O avô Dedé é uma figura brincalhona, que os netos têm respeito e admiração. Um amigo para todas as horas. São ao todo 17 netos, são eles: Gomes, Marcela, Magnólia, Jéssica, Andréa, Adriana, Andressa, Felipe, Danilo, Camila, Tancredo, Danielle, Leonardo, Aaron, Lyvia, Séfora, Gabriela e Davi. Ainda tem 3 bisnetos: Israel, Irã e Aércio Neto.

Em um armário antigo da sua casa é guardado dezenas de dobrados, frevos e boleros. Dentre tantas músicas a mais especial é única – a Valsa Antônia Salete Fernandes. Falamos de muitas profissões do nosso José, agora chegamos ao Dedé compositor, que produziu apenas uma obra, todavia é uma belíssima valsa em homenagem a sua esposa. Preparou com todo carinho para aquela que foi sempre sua companheira e amiga. A harmonia das notas e a beleza dessa valsa correspondem à mansidão e a esbeltes da sua amada.

Como forma de homenagear esse grande músico a Banda do 15º Batalhão de Infantaria do Exército, na regência do Tenente Ramos, executou a Valsa Antônia Salete Fernandes no dia 20 de maio de 2010 na sede do batalhão localizada no Bairro Cruz das Armas em João Pessoa-PB. Um evento que ficou marcado no coração do maestro Dedé, pois aquela mesma instituição que ele já prestou serviços, naquele dia lhe rendia uma das mais belas homenagens que se pode fazer. A comoção foi tanta, que Dedé teve que recusar o convite do Tenente para reger a sua valsa, pois naquele momento não tinha condições emocionais de guiar tão dileta filarmônica.

Dedé e os músicos da filarmônica Jesus, Maria e José de Uiraúna

Esse gesto sublime dos militares teve como interlocutor o Capitão Paulo Sérgio, filho de Dedé que detém a verdadeira patente da família Capitão. Salete, também homenageada no ato, representou a firmeza da mulher e o zelo de uma companheira. Para os outros familiares a homenagem fica gravada não só nas fotografias como também na memória de quem presenciou aquele momento ímpar.

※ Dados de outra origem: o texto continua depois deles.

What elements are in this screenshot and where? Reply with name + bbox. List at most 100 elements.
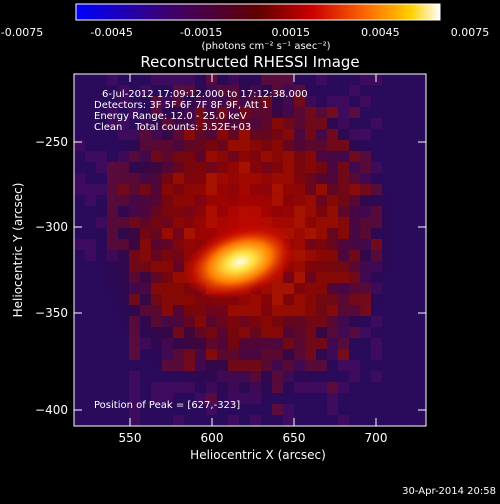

Palavras não faltam para qualificá-lo, mas se fossemos procurar no dicionário um sinônimo de Dedé, ele seria o vocábulo alegria. Um sorriso sincero, um abraço camarada, um aperto de mão são suas marcas diárias para os que passam pela Rua José Vieira Bujary. É exaustivo dizer que Dedé de Capitão é um bom amigo, mas para quem lhe conhece de verdade sabe que esse é seu maior orgulho: ser amigo.